А уже в самое последнее время в Москве я убедился, что те же идеи постепенно прививаются и у нас. Во всяком случае российские социологи, с которыми я общался, это подтверждают. По их словам, доля «самодостаточных» граждан, готовых рассчитывать при решении насущных жизненных проблем не на помощь государства, а на собственные силы, растет в России настолько интенсивно, что можно говорить о «тихой социальной революции». Признаюсь, меня это радует, хотя сам термин мне и не нравится: хватит с нас революций.

Вся история Америки подтверждает, что главная сила демократической республики, как и писал Фридман, – свободная воля свободных людей. И в Новом Свете переселенцы, искавшие лучшей доли, изначально добровольно объединялись для того, чтобы соответствующим образом устроить свою жизнь.

Когда понадобилось создать федеральное правительство, ему сознательно уступили минимум власти, без которой оно не могло выполнять свои обязанности. Жесткие ограничения этой власти были прочно закреплены в конституции страны. Сильное государство изначально воспринималось не как общественный идеал, а напротив – как потенциальная угроза для прав и свобод. И на моем профессиональном веку американские консерваторы, начиная с Рональда Рейгана, всегда повторяли, как мантру, что правительство – «часть проблемы, а не решения».

В последние годы в США усиливаются идейный разброд и шатания, но все же некоторые фундаментальные вещи остаются пока незыблемыми. Главенство закона и охраняемый им принцип «разрешено все, что не запрещено», – это та основа личной свободы, вокруг которой и по сей день естественным образом объединяются левые и правые, простой народ и интеллектуальная элита.
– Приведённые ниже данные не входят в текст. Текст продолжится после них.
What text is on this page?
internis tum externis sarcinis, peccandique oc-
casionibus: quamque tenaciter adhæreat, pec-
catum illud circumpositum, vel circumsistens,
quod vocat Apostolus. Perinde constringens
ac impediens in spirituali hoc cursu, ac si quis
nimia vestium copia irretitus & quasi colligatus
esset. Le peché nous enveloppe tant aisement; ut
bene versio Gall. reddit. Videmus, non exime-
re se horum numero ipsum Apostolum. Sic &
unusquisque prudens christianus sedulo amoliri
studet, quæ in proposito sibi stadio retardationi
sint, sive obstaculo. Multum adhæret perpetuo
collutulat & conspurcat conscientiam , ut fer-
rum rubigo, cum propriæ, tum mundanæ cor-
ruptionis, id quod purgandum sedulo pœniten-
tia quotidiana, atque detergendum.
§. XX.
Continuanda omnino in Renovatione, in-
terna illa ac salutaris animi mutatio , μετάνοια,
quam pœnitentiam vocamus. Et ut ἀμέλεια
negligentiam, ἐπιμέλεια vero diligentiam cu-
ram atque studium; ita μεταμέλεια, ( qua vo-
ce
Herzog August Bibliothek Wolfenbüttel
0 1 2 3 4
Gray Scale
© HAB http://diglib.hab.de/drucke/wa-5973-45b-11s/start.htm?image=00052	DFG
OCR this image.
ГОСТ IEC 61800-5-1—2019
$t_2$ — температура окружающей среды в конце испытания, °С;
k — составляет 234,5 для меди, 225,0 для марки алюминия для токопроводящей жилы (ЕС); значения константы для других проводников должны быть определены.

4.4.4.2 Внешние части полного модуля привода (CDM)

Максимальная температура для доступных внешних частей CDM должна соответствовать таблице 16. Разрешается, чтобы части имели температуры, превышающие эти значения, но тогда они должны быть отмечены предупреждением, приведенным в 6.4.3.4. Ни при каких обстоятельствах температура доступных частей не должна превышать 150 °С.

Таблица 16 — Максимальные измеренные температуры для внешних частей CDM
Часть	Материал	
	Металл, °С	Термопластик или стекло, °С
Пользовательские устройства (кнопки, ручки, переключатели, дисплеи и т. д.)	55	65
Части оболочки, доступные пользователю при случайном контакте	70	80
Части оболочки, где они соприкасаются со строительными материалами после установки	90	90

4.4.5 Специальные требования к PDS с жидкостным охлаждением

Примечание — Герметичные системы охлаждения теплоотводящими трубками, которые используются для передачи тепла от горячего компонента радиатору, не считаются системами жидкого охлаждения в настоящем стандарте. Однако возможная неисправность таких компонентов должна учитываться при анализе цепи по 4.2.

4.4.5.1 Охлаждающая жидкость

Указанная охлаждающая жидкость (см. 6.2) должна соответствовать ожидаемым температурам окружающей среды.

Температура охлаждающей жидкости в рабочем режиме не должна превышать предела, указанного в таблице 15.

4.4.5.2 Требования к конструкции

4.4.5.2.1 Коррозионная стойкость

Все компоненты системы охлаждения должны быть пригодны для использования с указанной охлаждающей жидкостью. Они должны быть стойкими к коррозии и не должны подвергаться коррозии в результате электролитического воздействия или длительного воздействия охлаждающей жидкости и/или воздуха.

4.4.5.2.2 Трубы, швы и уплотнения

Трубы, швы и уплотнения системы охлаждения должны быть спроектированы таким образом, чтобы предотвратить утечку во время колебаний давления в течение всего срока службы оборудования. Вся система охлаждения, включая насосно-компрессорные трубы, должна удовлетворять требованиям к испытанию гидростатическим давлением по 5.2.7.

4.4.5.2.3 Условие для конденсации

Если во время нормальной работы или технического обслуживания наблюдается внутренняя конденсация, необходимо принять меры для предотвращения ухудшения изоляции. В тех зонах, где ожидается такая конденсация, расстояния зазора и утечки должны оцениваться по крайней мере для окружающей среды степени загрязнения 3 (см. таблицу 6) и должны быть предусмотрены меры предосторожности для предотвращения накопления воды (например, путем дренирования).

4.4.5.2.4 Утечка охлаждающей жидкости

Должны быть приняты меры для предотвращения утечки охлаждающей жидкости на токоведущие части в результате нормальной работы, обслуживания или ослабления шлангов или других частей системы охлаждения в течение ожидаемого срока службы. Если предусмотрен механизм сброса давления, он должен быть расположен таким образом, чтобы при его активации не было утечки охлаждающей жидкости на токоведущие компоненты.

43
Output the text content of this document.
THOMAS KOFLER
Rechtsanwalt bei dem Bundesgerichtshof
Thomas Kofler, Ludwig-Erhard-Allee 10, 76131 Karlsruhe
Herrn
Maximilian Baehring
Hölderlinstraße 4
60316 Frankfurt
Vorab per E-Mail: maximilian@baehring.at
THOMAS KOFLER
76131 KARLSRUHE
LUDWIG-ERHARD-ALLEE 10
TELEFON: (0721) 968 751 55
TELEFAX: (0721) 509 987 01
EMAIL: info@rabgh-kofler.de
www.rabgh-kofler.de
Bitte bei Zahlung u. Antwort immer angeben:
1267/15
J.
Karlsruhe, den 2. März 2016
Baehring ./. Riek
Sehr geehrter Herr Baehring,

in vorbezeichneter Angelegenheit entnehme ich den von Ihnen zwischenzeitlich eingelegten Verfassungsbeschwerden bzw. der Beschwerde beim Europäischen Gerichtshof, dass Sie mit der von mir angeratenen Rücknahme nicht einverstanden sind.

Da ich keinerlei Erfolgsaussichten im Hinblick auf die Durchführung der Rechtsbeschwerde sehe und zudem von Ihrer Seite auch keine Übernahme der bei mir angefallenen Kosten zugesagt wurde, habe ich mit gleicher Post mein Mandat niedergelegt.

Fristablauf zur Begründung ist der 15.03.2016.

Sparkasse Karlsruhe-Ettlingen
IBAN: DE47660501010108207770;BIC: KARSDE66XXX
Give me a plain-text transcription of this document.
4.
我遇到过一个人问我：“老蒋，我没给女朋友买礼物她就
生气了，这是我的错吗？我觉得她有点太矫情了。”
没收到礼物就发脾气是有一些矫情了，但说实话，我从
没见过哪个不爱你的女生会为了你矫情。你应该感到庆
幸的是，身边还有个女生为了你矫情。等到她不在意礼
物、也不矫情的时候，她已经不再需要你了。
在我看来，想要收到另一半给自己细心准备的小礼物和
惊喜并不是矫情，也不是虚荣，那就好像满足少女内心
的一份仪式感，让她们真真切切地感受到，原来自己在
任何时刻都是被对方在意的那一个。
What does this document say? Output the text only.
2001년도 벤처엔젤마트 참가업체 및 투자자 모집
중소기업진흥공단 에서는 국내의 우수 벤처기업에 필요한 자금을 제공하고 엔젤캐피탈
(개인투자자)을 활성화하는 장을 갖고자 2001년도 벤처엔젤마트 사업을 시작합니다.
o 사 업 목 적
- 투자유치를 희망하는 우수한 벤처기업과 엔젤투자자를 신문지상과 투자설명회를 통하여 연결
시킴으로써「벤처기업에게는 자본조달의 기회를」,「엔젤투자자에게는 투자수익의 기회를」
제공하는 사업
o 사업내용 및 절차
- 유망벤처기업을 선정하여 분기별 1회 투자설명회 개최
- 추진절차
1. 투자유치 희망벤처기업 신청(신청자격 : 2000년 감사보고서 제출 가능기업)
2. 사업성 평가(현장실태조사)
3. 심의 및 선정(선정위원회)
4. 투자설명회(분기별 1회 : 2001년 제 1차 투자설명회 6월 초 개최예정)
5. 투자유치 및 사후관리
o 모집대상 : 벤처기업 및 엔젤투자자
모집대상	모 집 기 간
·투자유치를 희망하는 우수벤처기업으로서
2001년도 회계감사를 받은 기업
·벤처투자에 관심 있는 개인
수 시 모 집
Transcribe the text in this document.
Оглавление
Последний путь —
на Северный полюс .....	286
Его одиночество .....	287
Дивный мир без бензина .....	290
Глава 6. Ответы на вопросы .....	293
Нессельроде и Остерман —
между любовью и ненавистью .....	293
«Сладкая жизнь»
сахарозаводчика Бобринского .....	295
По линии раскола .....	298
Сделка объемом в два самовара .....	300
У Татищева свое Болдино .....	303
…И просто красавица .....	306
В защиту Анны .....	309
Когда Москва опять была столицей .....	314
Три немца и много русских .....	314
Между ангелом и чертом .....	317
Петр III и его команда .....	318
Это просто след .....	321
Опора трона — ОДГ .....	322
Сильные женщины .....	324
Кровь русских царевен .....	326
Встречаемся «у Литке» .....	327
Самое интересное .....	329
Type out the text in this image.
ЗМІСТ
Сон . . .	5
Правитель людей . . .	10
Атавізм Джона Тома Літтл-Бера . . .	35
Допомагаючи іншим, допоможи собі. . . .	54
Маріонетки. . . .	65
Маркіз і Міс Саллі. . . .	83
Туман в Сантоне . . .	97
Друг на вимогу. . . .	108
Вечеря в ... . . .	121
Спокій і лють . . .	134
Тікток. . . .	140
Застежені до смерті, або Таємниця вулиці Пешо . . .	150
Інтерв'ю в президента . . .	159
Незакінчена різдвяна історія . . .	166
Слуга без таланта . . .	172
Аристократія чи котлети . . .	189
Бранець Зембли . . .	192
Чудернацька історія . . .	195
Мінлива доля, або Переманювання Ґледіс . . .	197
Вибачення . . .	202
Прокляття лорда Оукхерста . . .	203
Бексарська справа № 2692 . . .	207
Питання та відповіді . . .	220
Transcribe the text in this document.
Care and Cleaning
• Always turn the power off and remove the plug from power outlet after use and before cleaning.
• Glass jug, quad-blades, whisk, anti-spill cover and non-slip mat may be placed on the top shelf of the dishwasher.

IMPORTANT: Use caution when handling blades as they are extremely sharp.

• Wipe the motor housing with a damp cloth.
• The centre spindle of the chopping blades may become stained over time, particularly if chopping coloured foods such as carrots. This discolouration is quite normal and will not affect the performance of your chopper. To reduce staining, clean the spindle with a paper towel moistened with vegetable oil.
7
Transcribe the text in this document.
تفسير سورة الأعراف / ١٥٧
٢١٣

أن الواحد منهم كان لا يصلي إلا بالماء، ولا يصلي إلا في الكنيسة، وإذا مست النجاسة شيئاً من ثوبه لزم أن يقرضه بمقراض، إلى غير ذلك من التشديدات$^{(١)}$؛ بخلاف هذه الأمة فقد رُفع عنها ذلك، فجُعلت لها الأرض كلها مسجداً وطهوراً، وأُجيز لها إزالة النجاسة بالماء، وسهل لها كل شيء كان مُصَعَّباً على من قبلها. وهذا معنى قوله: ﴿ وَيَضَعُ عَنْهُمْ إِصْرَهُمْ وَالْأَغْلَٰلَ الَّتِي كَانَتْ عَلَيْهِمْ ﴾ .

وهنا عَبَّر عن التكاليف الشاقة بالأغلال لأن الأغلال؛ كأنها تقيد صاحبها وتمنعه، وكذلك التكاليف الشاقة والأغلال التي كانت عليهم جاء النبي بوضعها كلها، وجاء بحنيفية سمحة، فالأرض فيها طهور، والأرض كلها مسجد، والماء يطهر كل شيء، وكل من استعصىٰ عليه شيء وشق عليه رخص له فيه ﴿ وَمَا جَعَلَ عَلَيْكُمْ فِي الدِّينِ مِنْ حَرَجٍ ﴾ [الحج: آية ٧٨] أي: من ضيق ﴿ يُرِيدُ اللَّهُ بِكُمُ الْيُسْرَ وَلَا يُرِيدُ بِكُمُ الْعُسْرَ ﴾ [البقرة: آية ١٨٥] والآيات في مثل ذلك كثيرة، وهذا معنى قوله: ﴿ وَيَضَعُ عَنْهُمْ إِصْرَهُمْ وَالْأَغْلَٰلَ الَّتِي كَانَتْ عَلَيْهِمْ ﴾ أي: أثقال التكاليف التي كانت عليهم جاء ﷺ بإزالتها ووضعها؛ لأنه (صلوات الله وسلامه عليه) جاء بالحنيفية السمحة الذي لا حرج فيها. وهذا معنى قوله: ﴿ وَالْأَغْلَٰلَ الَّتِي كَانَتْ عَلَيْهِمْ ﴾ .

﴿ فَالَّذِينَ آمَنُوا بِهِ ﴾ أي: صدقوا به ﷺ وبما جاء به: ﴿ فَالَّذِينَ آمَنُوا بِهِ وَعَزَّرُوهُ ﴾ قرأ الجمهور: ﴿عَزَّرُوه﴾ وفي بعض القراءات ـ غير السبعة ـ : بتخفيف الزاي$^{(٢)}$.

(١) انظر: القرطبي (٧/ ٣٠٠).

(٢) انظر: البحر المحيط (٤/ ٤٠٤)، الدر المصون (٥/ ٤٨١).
Правда, сразу стоит оговориться, что, насколько я могу судить, и самые высокие идеалы для американцев все же не самоцель. Это не советская идеология, которая была важнее жизни и под которую надо было подстраивать жизнь.

Американцы же, наоборот, готовы принять любые идеалы, в том числе и социалистические, если, что называется, жизнь заставит. В 2020 году споры о социализме, системном расизме и неравенстве неожиданно оказались лейтмотивом президентской предвыборной гонки. Тогда же грянула пандемия коронавируса, потребовавшая резкого усиления роли государства в экономике…

В целом в США свобода, демократия и власть закона возведены в абсолют постольку, поскольку помогают нации хорошо жить. Естественно, по-своему. Фактически это средство защиты национальных интересов, как их понимает большинство населения.

Как к этому относятся в других странах, американцев не очень волнует. Упрекать их за это бессмысленно. Извиняться за то, что они живут, как им нравится, они не склонны.

Верный штамп

Один из штампов советской пропаганды в свое время сводился к тому, что мы с симпатией относимся к американскому народу, но критически оцениваем деятельность его правительства. Чем дольше я жил за океаном, тем больше убеждался, что противопоставление было в принципе правильным.

Американцы, какими я их знаю, в подавляющем большинстве своем нормальные, умные и порядочные люди. У себя в стране они достаточно удачно организовали свою жизнь и, в частности, создали устойчивую систему, способную регулярно корректировать политику через механизм выборов.

Именно в Нью-Йорке я в свое время впервые начал вникать в устройство этого сложного механизма. Ходил на избирательный участок, куда, правда, меня полицейские не пустили, отправлял письма с вопросами участникам президентской предвыборной гонки 1988 года.